J. Clayton Davie, MD Joins the Ranks of Leading Professionals
The major portion of Dr. J. Clayton Davie's career of 22 plus years at Carraway Methodist Medical Center was concerned with intracranial and micro neurosurgical procedures.
BIRMINGHAM, AL, May 30, 2009 /24-7PressRelease/ -- Dr. J. Clayton Davie, a retired physician, has been recognized by Cambridge Who's Who for showing dedication, leadership and excellence in all aspects of medicine.
Throughout his 40 year career in medicine, Dr. J. Clayton Davie specialized in Neurosurgery. He graduated from Lincoln High School in Lincoln, Alabama in 1952 and then attended the University of Alabama, graduating in 1955. While attending the University of Alabama Medical School, he received an NIH Fellowship, spent 18 months in cardiology, and graduated in 1960. In 1961 he did his surgical internship at UAB and received an appointment as a clinical associate at the National Institutes of Health in conjunction with the first and second place graduates of Yale Medical School. He spent two years of his time in neurosurgery at NIH. In 1963 he was the first individual to be selected to be trained by the NIH in Neurosurgery. He was supported by the NIH as a Lieutenant Commander in the Public Health Service and then completed his Neurosurgical residency from 1964 to 1967 at Washington University, Barnes Hospital. From 1968 to 1970 he returned to the University of Alabama as a full time associate professor in the Department of Neurosurgery. During that period, he acquired a second electron microscope for the University. In 1970, he joined Carraway Methodist Medical Center and formed the first Department of Neurosurgery. He developed the first specific neurosurgical intensive care unit in the Southeast and was the first to develop a micro-neurosurgical unit in the Southeast in 1970.

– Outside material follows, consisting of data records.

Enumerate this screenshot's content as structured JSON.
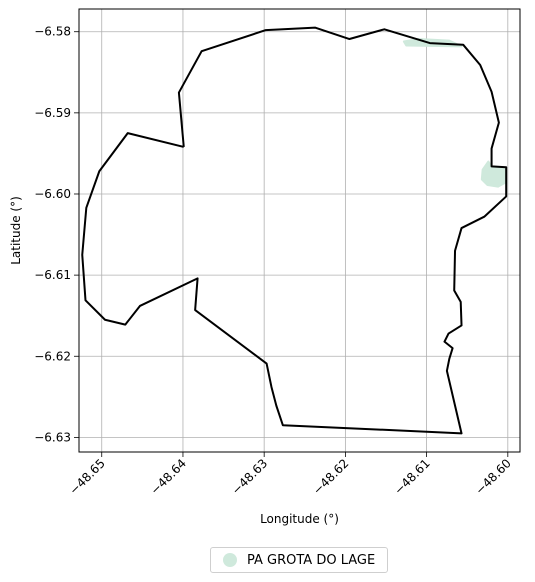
{
  "chart_data": {
    "type": "map",
    "xlabel": "Longitude (°)",
    "ylabel": "Latitude (°)",
    "xlim": [
      -48.6528,
      -48.5985
    ],
    "ylim": [
      -6.6318,
      -6.5772
    ],
    "xticks": [
      -48.65,
      -48.64,
      -48.63,
      -48.62,
      -48.61,
      -48.6
    ],
    "xtick_labels": [
      "−48.65",
      "−48.64",
      "−48.63",
      "−48.62",
      "−48.61",
      "−48.60"
    ],
    "yticks": [
      -6.58,
      -6.59,
      -6.6,
      -6.61,
      -6.62,
      -6.63
    ],
    "ytick_labels": [
      "−6.58",
      "−6.59",
      "−6.60",
      "−6.61",
      "−6.62",
      "−6.63"
    ],
    "xtick_rotation_deg": 45,
    "grid": true,
    "legend": {
      "placement": "bottom-center, below plot",
      "entries": [
        {
          "label": "PA GROTA DO LAGE",
          "color": "#cfe9dc"
        }
      ]
    },
    "boundary": {
      "color": "#000000",
      "points": [
        [
          -48.6399,
          -6.5942
        ],
        [
          -48.6405,
          -6.5875
        ],
        [
          -48.6377,
          -6.5824
        ],
        [
          -48.6298,
          -6.5798
        ],
        [
          -48.6237,
          -6.5795
        ],
        [
          -48.6195,
          -6.5809
        ],
        [
          -48.6152,
          -6.5797
        ],
        [
          -48.6096,
          -6.5814
        ],
        [
          -48.6055,
          -6.5816
        ],
        [
          -48.6034,
          -6.5841
        ],
        [
          -48.602,
          -6.5874
        ],
        [
          -48.6011,
          -6.5912
        ],
        [
          -48.602,
          -6.5944
        ],
        [
          -48.602,
          -6.5966
        ],
        [
          -48.6002,
          -6.5967
        ],
        [
          -48.6002,
          -6.6003
        ],
        [
          -48.6029,
          -6.6028
        ],
        [
          -48.6057,
          -6.6042
        ],
        [
          -48.6065,
          -6.607
        ],
        [
          -48.6066,
          -6.6119
        ],
        [
          -48.6058,
          -6.6133
        ],
        [
          -48.6057,
          -6.6162
        ],
        [
          -48.6073,
          -6.6172
        ],
        [
          -48.6078,
          -6.6182
        ],
        [
          -48.6068,
          -6.619
        ],
        [
          -48.6072,
          -6.6203
        ],
        [
          -48.6075,
          -6.6218
        ],
        [
          -48.6057,
          -6.6295
        ],
        [
          -48.6277,
          -6.6285
        ],
        [
          -48.6285,
          -6.6261
        ],
        [
          -48.6291,
          -6.6238
        ],
        [
          -48.6297,
          -6.6209
        ],
        [
          -48.6385,
          -6.6143
        ],
        [
          -48.6382,
          -6.6104
        ],
        [
          -48.6453,
          -6.6138
        ],
        [
          -48.6471,
          -6.6161
        ],
        [
          -48.6496,
          -6.6155
        ],
        [
          -48.652,
          -6.6131
        ],
        [
          -48.6524,
          -6.6075
        ],
        [
          -48.6519,
          -6.6017
        ],
        [
          -48.6503,
          -6.5972
        ],
        [
          -48.6468,
          -6.5925
        ],
        [
          -48.6399,
          -6.5942
        ]
      ]
    },
    "settlement_area": {
      "name": "PA GROTA DO LAGE",
      "color": "#cfe9dc",
      "parts": [
        [
          [
            -48.6128,
            -6.5812
          ],
          [
            -48.6125,
            -6.5817
          ],
          [
            -48.6057,
            -6.5818
          ],
          [
            -48.6072,
            -6.5811
          ],
          [
            -48.611,
            -6.5809
          ],
          [
            -48.6128,
            -6.5812
          ]
        ],
        [
          [
            -48.6024,
            -6.596
          ],
          [
            -48.6031,
            -6.597
          ],
          [
            -48.6032,
            -6.5982
          ],
          [
            -48.6025,
            -6.5989
          ],
          [
            -48.6012,
            -6.5991
          ],
          [
            -48.6003,
            -6.5986
          ],
          [
            -48.6003,
            -6.5968
          ],
          [
            -48.602,
            -6.5966
          ],
          [
            -48.6024,
            -6.596
          ]
        ]
      ]
    }
  }
}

In 1968 he was visited in St. Louis by Dr. Ludwig Kempe who had been a Czechoslovakian resistance operative and was brought as a reward and protection to Walter Reed Army Hospital. Dr. Kempe offered him a non medical job with the U.S. Government, which was not accepted.

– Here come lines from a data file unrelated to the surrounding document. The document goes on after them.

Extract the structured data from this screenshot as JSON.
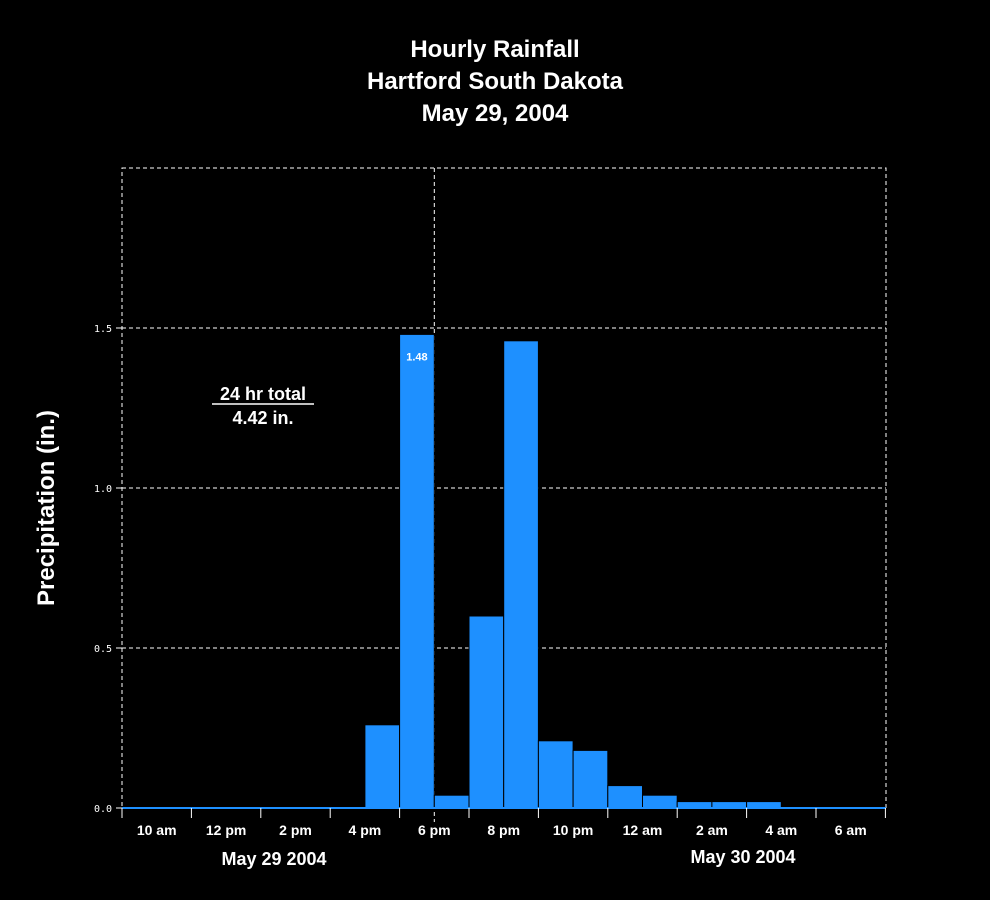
{
  "chart_data": {
    "type": "bar",
    "title": [
      "Hourly Rainfall",
      "Hartford South Dakota",
      "May 29, 2004"
    ],
    "ylabel": "Precipitation (in.)",
    "ylim": [
      0,
      2.0
    ],
    "yticks": [
      "0.0",
      "0.5",
      "1.0",
      "1.5"
    ],
    "x_tick_labels": [
      "10 am",
      "12 pm",
      "2 pm",
      "4 pm",
      "6 pm",
      "8 pm",
      "10 pm",
      "12 am",
      "2 am",
      "4 am",
      "6 am"
    ],
    "date_labels": [
      "May 29 2004",
      "May 30 2004"
    ],
    "grid": true,
    "bar_color": "#1e90ff",
    "background": "#000000",
    "hours": [
      "10 am",
      "11 am",
      "12 pm",
      "1 pm",
      "2 pm",
      "3 pm",
      "4 pm",
      "5 pm",
      "6 pm",
      "7 pm",
      "8 pm",
      "9 pm",
      "10 pm",
      "11 pm",
      "12 am",
      "1 am",
      "2 am",
      "3 am",
      "4 am",
      "5 am",
      "6 am",
      "7 am"
    ],
    "values": [
      0,
      0,
      0,
      0,
      0,
      0,
      0,
      0.26,
      1.48,
      0.04,
      0.6,
      1.46,
      0.21,
      0.18,
      0.07,
      0.04,
      0.02,
      0.02,
      0.02,
      0,
      0,
      0
    ],
    "annotations": {
      "bar_label": {
        "hour": "6 pm",
        "text": "1.48"
      },
      "total_label": "24 hr total",
      "total_value": "4.42 in."
    }
  }
}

The major portion of his career of 22 plus years at Carraway Methodist Medical Center was concerned with intracranial and micro neurosurgical procedures. He participated in developing the first trauma center and helicopter transport program in the Southeast at that institution. He also participated in the training of a number of young neurosurgeons during his career. Most notably, Dr. Arthur Day, who was Professor of Neurosurgery at the University of Florida and then later Professor of Neurosurgery at Mass General in Boston.